Saturday, February 09, 2008

The Most Dangerous Language Game

Taking a break from the novel I'm working on, I came up with this little short story.

While holding his rifle in one hand and scanning the dense jungle, the hunter scratched his khaki pants. The pants held special significance for him. Back in 1880 his father had taken part in a conflict known as the Transvaal War, where he’d helped defend a garrison of his fellow Englishmen from a hoard of Zulu warriors. From this conflict, the term “khaki” became the popular term for the style of pants worn by British soldiers. The hunter’s father had gained something else from the conflict. Enamored with the sound of the word (and perhaps a bit nostalgic for his glory days), upon his return he’d convinced his wife to agree to name their third son “Boer”.

Boer rested the butt of the rifle on the plank on which he sat, holding the long rifle by the stock. Because Boer’s father had done quite well for himself in business during the Great War, his son could afford to travel the world, hunting for big game. Now the Englishman sat in a tree on another island, closer to South Africa than the south side of Brighton. The jungles of Madagascar held their share of game, and the lush vegetation made for picturesque scenery, but Boer couldn’t help feeling a bit of ennui. So this was his life, Boer thought. No particular purpose, no ambition beyond his own amusement. And this particular amusement had led him to a blind in a tree in a jungle, far from friends and family. It had led to more waiting.

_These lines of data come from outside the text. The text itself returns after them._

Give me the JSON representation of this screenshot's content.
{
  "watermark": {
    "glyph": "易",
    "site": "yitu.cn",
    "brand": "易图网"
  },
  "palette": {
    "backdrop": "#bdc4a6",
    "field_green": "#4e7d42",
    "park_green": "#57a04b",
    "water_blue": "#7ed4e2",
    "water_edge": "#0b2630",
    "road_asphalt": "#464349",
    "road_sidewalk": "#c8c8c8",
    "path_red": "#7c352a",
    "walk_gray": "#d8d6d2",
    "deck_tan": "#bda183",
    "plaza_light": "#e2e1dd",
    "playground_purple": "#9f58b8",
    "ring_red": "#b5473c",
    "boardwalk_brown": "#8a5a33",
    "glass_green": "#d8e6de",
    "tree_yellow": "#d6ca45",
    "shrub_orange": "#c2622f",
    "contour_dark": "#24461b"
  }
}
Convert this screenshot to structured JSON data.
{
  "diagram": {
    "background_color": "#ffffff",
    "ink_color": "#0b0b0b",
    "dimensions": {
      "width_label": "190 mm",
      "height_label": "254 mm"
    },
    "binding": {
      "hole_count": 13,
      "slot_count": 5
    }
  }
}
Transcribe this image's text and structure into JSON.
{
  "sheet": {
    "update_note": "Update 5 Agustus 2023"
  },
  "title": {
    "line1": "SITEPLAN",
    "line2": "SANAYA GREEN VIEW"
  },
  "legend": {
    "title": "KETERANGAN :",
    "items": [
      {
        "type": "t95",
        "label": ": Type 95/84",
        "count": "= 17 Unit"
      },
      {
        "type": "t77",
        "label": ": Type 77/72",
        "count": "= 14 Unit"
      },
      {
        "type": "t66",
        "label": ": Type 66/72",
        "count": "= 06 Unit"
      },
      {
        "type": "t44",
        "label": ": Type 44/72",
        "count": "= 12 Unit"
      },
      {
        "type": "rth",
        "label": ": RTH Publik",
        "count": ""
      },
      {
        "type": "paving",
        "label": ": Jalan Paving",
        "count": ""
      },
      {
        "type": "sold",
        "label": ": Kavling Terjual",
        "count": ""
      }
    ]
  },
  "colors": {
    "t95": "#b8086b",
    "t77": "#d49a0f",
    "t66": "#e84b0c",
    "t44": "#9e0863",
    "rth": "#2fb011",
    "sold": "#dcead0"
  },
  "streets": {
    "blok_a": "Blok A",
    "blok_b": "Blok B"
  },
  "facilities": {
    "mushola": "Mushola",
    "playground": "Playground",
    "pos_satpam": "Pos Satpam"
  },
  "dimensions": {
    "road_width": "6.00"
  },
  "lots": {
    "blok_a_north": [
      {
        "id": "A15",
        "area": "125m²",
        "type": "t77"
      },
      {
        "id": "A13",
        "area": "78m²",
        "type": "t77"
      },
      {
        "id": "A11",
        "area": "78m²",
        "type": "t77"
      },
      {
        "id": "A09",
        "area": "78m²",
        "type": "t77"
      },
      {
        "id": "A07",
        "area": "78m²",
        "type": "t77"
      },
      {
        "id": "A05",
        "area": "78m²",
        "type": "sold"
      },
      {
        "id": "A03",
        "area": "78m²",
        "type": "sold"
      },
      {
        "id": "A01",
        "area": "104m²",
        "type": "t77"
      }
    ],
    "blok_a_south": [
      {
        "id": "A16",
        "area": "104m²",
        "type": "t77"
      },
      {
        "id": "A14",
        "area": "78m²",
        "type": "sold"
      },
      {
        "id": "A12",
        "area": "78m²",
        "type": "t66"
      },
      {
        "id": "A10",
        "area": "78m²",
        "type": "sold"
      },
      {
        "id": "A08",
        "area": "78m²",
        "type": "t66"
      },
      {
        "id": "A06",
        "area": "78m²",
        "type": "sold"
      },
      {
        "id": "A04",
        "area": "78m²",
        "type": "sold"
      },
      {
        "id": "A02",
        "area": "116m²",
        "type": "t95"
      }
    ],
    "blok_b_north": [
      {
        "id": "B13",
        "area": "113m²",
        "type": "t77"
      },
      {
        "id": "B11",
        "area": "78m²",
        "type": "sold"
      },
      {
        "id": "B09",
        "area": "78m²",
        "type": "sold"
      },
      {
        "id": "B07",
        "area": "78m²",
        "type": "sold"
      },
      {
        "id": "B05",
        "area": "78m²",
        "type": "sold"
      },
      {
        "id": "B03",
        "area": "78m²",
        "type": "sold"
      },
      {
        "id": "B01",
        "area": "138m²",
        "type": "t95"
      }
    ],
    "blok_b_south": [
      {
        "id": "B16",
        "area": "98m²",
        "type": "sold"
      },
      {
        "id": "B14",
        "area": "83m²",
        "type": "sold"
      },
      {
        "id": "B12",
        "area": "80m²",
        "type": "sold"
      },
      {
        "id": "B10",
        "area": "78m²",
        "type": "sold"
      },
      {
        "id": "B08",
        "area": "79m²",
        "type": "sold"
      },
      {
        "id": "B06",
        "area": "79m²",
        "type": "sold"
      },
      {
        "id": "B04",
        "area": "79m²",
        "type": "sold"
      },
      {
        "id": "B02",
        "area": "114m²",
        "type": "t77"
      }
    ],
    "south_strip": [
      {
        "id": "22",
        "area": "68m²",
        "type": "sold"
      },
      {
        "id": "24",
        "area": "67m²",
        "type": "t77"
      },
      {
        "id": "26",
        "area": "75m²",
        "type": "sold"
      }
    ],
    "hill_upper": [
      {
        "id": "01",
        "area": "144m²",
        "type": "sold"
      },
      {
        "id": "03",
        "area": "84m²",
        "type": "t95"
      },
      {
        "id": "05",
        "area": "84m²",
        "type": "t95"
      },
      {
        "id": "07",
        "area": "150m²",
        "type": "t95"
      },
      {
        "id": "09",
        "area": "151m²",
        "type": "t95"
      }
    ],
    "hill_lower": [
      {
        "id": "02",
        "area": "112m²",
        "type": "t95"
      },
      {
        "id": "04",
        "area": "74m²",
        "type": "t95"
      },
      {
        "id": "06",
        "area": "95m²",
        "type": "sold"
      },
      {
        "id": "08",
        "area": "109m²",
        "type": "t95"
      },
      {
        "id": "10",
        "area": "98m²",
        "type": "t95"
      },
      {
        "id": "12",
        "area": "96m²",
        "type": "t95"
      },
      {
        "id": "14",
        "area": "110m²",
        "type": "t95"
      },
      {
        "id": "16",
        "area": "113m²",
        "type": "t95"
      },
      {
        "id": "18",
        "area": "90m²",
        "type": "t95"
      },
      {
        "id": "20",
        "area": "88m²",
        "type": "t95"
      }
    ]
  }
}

While the hunter sat in the seat some three feet off the ground, obscured by the squat tree’s dense foliage, the large wild pig prepared to attack. Sneaking through the underbrush, the beast avoided detection by pure luck. Boer, distracted by his mild existential crisis, failed to notice the rustling below him. The pig, a hundred kilos of muscle, wiry hair, and rudeness, identified the hunter as a threat (and possible lunch) by smell, and prepared to use all 20 centimeters of its protruding tusks to pierce the wooden plank separating it from its prey.

So, to summarize, while Boer sat and contemplated his boredom, a boorish boar prepared to bore through his board.

This proves that English, even for the English, can be a pain in the ass.